Nicko menilai, sikap tidak peduli ini menunjukkan bahwa pemerintah daerah tidak mendukung program pemerintah pusat untuk menekan harga barang yang mahal di daerah itu. ”Masyarakat malah curiga, jangan sampai ada konspirasi oleh oknum-oknum tertentu untuk mengambil keuntungan dari tol laut. Tol ini bukan menguntungkan masyarakat, melainkan pengusaha,” katanya.
Kepala Dinas Perindustrian dan Perdagangan Kabupaten Kepulauan Tanimbar Elisabeth Werembinan membantah jika pemerintah daerah dianggap tidak peduli dengan persoalan tersebut. Ia mengatakan, perlu adanya regulasi untuk mengatur harga barang yang diangkut menggunakan kapal tol laut. Namun, hal itu harus dikoordinasikan oleh pemerintah pusat karena melibatkan banyak lembaga.
Monopoli
Kepala Kepolisian Resor Kepulauan Tanimbar Ajun Komisaris Besar Andre Sukendar, saat dihubungi, mengaku kaget dengan informasi dugaan monopoli di Saumlaki. Hal tersebut menjadi perhatian mereka. Ia segera memerintahkan penyelidik untuk melakukan pengumpulan bahan dan keterangan. ”Ini jadi atensi (perhatian) kami,” ujarnya.

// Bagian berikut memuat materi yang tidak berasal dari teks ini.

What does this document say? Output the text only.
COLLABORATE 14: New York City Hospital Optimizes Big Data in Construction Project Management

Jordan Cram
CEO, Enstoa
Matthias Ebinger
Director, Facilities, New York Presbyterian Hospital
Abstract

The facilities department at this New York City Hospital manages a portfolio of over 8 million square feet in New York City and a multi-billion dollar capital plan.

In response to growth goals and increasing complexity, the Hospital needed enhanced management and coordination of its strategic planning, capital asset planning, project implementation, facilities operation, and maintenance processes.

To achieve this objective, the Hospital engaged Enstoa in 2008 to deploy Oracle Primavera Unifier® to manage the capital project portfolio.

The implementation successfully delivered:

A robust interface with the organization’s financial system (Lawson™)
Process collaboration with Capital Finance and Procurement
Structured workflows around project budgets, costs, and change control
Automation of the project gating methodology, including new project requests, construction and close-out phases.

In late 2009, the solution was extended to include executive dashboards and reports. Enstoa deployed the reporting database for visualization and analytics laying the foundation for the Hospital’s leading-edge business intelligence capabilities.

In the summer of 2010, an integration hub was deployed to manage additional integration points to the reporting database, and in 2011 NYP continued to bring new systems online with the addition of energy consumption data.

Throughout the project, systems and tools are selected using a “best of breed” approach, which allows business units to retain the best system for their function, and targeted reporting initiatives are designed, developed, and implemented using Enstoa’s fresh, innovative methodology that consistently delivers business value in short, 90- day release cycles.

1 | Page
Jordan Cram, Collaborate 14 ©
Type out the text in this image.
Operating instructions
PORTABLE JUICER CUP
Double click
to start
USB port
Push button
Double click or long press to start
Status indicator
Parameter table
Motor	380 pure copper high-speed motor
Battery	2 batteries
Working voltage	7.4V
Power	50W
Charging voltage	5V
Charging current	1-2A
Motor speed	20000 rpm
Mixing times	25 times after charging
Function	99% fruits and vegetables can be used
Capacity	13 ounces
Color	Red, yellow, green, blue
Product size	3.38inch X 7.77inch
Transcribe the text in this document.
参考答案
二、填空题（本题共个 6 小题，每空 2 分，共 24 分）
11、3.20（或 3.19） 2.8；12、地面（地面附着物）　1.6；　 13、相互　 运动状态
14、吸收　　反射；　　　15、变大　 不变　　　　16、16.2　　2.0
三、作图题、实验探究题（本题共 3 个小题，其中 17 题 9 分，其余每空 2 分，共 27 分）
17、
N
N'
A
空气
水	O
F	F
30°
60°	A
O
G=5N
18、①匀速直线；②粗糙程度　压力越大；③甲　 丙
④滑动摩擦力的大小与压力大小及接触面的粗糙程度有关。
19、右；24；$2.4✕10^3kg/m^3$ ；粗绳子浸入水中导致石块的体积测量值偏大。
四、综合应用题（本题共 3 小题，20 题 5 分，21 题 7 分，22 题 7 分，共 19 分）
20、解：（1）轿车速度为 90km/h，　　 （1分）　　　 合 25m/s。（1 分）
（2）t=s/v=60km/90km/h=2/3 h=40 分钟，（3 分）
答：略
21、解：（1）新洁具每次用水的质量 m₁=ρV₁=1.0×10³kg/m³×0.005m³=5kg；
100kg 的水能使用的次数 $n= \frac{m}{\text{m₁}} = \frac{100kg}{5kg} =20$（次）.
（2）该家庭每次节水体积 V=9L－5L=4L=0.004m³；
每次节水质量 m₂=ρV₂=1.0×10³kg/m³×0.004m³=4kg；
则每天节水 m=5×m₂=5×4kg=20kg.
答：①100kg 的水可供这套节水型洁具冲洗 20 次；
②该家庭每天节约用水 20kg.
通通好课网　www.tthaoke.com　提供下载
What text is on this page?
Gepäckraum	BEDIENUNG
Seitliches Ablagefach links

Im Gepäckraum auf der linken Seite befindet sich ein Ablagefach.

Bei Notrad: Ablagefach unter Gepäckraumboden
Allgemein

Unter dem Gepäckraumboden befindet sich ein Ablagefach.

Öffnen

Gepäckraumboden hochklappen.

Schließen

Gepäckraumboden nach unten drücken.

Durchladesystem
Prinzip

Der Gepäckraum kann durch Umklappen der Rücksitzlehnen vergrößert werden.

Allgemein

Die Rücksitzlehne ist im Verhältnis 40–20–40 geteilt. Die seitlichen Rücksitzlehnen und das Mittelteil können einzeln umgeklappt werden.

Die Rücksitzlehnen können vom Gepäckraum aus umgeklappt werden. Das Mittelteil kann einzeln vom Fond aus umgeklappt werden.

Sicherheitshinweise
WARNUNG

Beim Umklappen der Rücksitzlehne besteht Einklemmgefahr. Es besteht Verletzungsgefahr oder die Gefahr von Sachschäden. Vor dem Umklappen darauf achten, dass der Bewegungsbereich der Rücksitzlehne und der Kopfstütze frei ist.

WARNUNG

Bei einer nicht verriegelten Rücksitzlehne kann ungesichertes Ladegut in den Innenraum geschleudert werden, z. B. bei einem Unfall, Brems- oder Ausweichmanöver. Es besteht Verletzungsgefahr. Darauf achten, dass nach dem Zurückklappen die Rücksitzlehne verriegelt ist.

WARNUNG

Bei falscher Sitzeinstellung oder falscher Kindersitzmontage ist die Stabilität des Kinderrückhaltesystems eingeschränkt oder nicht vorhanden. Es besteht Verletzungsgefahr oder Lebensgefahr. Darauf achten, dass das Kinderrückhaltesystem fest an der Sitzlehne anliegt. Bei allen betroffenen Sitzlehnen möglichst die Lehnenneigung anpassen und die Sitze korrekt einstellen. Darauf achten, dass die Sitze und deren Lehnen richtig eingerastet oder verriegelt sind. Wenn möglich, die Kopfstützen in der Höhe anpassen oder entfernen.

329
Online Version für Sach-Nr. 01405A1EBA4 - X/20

Sebelumnya, Direktur Lalu Lintas dan Angkutan Laut Kementerian Perhubungan Wisnu Handoko, yang dikonfirmasi tentang hal itu, Kamis (21/3/2019), juga menyebutkan adanya indikasi monopoli oleh dua pengusaha di Saumlaki sehingga harga barang di daerah itu tetap tinggi.
Mika Ganobal, tokoh pemuda dari Kabupaten Kepulauan Aru, Maluku, juga menuturkan adanya monopoli oleh pengusaha tertentu untuk menguasai barang yang diangkut tol laut. Para pengusaha yang mengangkut barang menggunakan kapal tol laut tidak menurunkan harga. Dobo, ibu kota kabupaten tersebut, disinggahi kapal tol laut.
”Tidak ada perubahan harga, malah semakin naik. Makanya, kami pertanyakan hal ini. Kalau tidak menguntungkan masyarakat, tidak perlu ada tol laut. Negara buang-buang uang saja,” kata Mika.
Sejak beroperasi pada 2016, negara sudah menggelontorkan anggaran lebih dari Rp 1 triliun untuk program tol laut.